It’s difficult, nee impossible, to review and feature the music emanating from Mali without briefly outlining the country’s past and current difficulties. Such is the devastation and injury caused during years of civil war which began with a rebellion in the north by the Tuareg – for various reasons unhappy at their treatment and alienation from the Malian central government; fighting for an autonomous region, named the Azawad, in the north east -, though the instability caused by the spread of an ever more aggressive hardline form of Islam from outside the country and natural concerns such as drought have conspired to pull Mali apart.
Whilst the Syrian conflict – for good reason – continues to dominate the news feeds internationally, the countless infractions and acts of brutality in North and West Africa struggle to make the headlines. Whether vaporised by western technology or bullying the local populations across the region, ISL, ISIS or whatever the abbreviation is these days, the victims in this bloody battle to establish a tyrannical caliphate are for the most part Muslim. With a zealous taste for punishment and a puritanical mindset that would put Cromwell’s prudish stoicism to shame, they’ve all but condemned any practice, activity and spark of creativity that falls outside their myopic perimeters. And if, like many tribes that make up the fabric of Mali your customs and atavistic roots heavily feature song and music than you’re for the CHOP! After years of civil war between the government and the Bedouin Tuareg people an uneasy but stable truce has returned some kind of normality back to the country. A “rebellion” that was dominated both by hardliner Tuareg groups such as Ansar Dine and insurgents from outside the country, the recent embittered conflict threatened to escalate as fanatical Islamist elements dominated. Invited or not, they saw an opportunity to conquer and spread their Sharia dictate, much to their ill-at-ease comrades in the more moderate National Movement for the Liberation of Azawad. Far too complicated and nuanced than the space given here for a music review, the eventual outcome was a three-way battle between all parties as the Tuareg fell out with each other. With the capital of Bamako at risk – though the fountain of Mali knowledge and much-venerated ancient seat of learning, Timbuktu was captured by the Tuareg groups and made the state capital of the Azawad region, before being recaptured by government forces – the Malian government were forced to work with their former colonial rulers France to take back control.

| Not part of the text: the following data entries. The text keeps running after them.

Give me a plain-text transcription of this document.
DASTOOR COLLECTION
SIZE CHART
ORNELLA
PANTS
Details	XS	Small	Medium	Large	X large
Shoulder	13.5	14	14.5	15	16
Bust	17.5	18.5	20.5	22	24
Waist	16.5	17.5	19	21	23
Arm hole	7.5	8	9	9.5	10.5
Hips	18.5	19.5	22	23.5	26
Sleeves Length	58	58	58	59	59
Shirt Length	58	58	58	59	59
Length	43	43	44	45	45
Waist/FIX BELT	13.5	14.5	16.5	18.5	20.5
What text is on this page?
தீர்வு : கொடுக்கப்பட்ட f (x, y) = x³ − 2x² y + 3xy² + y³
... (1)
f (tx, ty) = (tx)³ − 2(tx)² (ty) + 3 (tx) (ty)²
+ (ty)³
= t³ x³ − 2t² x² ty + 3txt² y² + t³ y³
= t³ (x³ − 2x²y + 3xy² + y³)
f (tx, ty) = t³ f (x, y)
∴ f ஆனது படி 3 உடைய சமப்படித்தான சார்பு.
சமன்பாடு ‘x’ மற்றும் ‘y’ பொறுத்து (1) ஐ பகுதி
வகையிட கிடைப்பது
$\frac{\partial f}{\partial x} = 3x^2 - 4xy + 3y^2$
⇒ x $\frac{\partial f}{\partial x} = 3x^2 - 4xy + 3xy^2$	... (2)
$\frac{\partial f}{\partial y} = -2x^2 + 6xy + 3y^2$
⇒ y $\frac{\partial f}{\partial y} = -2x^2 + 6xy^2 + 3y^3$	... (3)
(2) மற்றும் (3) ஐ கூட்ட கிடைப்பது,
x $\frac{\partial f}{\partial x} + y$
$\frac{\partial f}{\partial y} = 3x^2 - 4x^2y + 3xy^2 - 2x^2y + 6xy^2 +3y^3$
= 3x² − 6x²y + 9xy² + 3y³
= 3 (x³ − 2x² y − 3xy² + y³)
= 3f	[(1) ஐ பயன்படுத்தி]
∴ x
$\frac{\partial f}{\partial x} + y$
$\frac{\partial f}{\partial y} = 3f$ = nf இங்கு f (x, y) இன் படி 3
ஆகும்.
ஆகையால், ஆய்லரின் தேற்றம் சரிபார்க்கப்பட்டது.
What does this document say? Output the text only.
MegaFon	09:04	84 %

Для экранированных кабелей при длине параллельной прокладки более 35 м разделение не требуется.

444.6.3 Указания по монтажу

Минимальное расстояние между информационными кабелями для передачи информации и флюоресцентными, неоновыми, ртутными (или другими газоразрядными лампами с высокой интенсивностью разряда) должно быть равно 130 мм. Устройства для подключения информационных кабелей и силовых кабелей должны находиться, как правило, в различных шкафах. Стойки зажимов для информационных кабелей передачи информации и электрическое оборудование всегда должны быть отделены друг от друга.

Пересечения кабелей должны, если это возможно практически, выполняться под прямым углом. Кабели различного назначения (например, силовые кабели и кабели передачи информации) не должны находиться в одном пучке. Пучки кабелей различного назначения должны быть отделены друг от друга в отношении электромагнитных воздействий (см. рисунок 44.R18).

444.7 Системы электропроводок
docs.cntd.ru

It’s hardly a surprise to find countless poignant allusions to these events throughout the Malian music scene, from the Tuareg desert bluesman to the capital’s hallowed-out canoe-shaped ngoni players. Despite this or perhaps because of it, Mali’s adroit musicians have provided some of the most richly rewarding, inventive and evocative music of the past few years. The triumvirate desert caravan of Tamikrest, Tinariwen and Terakaft and leading Malian greats like Samba Touré and Bassekou Kouyaté have taken back the blues and rock’n’roll from the USA and once again imbued it with the ancestral roots of West Africa to inject a much-needed new electrifying jolt of power into a limp genre: in the case of Bassekou, Ba Power. Following in the wake of Songhai bluesman Samba Touré’s nimbly picked Gandadiko LP earlier in the year, comes two more entrancing Mali peregrinations from Terakaft and Bassekou Kouyaté & Ngoni Ba.